This commit changes the storage of mesh edge vertex indices from the
`MEdge` type to the generic `int2` attribute type. This follows the
general design for geometry and the attribute system, where the data
storage type and the usage semantics are separated.

The main benefit of the change is reduced memory usage-- the
requirements of storing mesh edges is reduced by 1/3. For example,
this saves 8MB on a 1 million vertex grid. This also gives performance
benefits to any memory-bound mesh processing algorithm that uses edges.

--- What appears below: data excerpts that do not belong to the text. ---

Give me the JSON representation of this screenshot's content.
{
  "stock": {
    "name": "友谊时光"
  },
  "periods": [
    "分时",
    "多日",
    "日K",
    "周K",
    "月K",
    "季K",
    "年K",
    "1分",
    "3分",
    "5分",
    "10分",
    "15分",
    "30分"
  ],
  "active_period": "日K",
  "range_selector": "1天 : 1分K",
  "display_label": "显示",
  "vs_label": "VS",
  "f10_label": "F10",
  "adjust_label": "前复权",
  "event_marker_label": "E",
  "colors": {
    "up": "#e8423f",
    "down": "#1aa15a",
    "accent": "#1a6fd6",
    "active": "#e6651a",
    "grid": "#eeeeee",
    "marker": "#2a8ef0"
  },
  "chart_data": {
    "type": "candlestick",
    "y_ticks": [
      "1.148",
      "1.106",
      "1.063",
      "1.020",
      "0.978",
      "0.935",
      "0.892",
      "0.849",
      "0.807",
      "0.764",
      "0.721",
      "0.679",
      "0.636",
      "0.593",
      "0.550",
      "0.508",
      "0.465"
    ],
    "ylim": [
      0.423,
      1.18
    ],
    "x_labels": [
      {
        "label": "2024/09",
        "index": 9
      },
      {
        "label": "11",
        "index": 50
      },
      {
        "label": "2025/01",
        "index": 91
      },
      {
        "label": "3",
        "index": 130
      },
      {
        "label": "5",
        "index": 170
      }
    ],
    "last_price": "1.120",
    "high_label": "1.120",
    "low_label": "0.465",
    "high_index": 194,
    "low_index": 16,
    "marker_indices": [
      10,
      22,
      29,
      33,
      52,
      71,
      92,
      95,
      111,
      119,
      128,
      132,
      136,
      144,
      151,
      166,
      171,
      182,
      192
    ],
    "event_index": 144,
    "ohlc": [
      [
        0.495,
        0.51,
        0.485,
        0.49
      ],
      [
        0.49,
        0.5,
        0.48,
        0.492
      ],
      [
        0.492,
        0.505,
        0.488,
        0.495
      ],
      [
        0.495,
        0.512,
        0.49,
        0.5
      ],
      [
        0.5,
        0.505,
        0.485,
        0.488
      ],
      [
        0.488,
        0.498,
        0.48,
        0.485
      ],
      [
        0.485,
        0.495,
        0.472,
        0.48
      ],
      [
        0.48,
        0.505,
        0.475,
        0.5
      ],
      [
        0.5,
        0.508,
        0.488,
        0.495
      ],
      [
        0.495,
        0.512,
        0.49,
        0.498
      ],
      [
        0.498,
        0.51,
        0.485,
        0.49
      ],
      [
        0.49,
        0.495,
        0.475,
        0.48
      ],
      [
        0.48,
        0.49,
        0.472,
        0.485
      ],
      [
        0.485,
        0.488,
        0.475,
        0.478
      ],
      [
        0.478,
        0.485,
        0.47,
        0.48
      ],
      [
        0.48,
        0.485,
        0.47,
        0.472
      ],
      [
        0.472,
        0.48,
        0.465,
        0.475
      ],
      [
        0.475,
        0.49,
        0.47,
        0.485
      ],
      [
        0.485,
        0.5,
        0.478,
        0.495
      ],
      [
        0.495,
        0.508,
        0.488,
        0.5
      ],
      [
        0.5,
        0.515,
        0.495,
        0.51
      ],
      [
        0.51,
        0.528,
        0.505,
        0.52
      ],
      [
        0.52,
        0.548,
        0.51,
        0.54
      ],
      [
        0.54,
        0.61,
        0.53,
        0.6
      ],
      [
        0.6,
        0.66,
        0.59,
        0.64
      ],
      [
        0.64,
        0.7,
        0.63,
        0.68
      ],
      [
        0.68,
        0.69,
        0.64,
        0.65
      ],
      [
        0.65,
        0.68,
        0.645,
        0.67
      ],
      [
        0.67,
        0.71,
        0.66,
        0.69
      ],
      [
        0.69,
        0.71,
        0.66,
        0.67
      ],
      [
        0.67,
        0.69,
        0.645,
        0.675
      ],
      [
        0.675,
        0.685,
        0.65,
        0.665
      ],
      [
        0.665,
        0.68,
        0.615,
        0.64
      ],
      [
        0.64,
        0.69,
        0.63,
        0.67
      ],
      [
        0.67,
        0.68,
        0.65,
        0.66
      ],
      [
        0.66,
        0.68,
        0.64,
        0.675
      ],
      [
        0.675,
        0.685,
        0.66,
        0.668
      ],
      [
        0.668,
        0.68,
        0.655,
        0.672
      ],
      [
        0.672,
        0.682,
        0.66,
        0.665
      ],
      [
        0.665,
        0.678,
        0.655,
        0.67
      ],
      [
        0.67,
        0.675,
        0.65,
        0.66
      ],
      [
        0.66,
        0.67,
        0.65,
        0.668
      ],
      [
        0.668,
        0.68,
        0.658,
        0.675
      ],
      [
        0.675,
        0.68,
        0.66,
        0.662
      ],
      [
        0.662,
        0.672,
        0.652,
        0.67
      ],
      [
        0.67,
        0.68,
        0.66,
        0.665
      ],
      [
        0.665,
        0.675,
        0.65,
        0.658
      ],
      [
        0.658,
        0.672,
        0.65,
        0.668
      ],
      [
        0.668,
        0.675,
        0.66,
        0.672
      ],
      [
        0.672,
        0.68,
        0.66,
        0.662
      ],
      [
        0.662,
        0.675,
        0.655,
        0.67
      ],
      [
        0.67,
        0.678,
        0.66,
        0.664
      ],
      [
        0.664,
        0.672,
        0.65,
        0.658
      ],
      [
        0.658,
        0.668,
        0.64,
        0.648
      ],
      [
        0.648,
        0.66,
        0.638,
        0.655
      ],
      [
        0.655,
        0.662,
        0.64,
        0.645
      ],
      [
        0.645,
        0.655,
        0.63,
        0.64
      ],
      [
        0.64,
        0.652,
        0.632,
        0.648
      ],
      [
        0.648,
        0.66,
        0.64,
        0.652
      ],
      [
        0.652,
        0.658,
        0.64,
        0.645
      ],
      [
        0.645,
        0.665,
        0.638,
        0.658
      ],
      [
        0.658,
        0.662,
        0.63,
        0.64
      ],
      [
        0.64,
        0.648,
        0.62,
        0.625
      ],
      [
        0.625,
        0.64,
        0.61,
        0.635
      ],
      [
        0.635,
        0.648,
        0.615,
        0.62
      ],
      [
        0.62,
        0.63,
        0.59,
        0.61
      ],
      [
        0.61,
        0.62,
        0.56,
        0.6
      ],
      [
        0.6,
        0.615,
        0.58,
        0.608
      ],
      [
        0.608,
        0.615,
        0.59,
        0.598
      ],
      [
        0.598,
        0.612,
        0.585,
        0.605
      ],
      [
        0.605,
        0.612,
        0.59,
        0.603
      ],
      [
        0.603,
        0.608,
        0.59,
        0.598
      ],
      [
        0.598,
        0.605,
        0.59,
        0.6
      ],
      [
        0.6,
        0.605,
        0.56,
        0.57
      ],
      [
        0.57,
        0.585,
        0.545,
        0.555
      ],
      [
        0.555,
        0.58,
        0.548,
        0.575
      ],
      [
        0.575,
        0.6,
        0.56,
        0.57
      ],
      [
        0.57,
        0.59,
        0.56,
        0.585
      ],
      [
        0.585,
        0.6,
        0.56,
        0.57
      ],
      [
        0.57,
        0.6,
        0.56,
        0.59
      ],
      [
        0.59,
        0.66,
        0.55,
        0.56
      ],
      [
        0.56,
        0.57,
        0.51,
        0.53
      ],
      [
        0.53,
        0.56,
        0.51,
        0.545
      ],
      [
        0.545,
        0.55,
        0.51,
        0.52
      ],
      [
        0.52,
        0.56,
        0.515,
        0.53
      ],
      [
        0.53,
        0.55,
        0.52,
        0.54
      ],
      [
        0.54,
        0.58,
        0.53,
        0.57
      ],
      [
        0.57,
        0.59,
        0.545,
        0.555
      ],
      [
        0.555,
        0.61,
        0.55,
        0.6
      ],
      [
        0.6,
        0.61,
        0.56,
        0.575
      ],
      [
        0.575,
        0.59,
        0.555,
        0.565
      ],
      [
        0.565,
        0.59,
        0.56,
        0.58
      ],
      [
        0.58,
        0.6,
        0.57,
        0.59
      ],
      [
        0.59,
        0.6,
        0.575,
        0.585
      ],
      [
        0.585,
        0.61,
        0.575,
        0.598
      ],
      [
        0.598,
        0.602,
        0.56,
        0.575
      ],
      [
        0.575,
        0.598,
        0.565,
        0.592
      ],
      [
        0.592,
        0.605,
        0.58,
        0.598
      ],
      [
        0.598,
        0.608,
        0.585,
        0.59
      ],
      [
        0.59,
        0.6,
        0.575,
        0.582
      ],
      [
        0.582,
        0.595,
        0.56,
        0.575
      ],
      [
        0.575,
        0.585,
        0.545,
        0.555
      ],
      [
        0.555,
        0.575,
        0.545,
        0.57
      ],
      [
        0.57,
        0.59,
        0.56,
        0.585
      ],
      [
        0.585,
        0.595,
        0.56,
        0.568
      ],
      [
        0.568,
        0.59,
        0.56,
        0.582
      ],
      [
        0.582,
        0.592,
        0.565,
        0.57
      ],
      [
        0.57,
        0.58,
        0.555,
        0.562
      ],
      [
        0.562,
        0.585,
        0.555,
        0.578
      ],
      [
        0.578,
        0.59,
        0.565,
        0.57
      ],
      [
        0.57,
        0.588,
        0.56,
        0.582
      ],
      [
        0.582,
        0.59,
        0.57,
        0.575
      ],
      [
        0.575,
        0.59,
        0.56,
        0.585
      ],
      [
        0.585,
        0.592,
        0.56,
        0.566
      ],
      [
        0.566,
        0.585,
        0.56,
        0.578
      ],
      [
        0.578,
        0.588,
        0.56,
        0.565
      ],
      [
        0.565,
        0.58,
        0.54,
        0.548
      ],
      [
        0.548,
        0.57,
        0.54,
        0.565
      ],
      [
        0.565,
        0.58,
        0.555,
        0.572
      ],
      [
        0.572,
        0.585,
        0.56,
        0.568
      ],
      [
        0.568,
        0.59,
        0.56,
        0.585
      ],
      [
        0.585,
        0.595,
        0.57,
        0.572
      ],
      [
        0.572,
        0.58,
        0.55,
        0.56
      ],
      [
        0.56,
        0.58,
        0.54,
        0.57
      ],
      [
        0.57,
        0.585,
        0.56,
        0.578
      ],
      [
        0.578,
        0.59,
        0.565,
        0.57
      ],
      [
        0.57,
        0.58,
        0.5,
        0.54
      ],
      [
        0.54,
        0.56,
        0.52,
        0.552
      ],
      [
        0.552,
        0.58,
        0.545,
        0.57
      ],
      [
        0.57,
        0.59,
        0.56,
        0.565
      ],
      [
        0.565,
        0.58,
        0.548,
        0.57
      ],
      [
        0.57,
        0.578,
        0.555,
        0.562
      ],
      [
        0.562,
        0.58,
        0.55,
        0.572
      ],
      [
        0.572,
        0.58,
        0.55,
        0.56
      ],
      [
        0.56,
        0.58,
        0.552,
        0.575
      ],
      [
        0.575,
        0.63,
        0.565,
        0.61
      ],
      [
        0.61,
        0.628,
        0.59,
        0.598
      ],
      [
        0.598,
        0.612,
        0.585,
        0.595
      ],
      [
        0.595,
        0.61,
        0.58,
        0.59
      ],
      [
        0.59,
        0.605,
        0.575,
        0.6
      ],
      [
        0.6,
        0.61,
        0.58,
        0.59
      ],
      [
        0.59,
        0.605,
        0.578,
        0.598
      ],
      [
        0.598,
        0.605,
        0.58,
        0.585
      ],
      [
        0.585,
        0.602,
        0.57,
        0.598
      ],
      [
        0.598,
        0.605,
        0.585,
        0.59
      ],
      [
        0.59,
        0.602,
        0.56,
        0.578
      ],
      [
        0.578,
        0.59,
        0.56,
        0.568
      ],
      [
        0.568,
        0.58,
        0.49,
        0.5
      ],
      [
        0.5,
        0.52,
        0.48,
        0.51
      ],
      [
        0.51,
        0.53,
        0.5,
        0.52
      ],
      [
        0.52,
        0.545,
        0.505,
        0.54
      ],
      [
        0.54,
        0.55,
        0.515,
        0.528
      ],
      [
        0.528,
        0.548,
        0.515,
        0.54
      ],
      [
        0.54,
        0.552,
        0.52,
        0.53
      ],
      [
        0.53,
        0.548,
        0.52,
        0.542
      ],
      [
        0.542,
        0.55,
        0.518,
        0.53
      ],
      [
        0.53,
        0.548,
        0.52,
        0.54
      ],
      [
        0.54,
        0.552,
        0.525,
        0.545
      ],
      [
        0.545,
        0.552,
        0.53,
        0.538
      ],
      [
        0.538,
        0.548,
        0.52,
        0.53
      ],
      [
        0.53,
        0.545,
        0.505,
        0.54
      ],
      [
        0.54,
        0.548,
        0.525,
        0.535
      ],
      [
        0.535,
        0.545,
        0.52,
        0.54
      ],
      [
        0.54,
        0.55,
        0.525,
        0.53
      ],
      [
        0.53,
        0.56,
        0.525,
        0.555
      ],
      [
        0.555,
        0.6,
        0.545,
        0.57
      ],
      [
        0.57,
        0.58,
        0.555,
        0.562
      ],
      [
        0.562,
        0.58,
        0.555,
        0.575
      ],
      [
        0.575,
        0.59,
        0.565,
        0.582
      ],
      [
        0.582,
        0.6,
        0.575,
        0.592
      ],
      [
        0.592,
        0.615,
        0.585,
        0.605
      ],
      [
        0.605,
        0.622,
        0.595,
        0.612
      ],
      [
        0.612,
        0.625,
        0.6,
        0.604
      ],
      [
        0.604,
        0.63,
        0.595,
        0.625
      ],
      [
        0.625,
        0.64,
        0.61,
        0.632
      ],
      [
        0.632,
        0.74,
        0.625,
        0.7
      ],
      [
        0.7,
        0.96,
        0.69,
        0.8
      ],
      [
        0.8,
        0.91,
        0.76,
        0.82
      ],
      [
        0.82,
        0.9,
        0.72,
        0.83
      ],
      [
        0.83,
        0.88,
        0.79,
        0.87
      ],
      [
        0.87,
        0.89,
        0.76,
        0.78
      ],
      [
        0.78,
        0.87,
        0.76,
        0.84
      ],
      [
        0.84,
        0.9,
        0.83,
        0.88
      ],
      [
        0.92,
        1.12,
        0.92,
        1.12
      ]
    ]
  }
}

Another benefit is that all of the edge's vertex indices are
contiguous. In a few cases, it's helpful to process all of them as
`Span<int>` rather than `Span<int2>`. Similarly, the type is more
likely to match a generic format used by a library, or code that
shouldn't know about specific Blender `Mesh` types.

Various Notes:
- The `.edge_verts` name is used to reflect a mapping between domains,
  similar to `.corner_verts`, etc. The period means that it the data
  shouldn't change arbitrarily by the user or procedural operations.
- `edge[0]` is now used instead of `edge.v1`
- Signed integers are used instead of unsigned to reduce the mixing
  of signed-ness, which can be error prone.
- All of the previously used core mesh data types (`MVert`, `MEdge`,
  `MLoop`, `MPoly` are now deprecated. Only generic types are used).
- The `vec2i` DNA type is used in the few C files where necessary.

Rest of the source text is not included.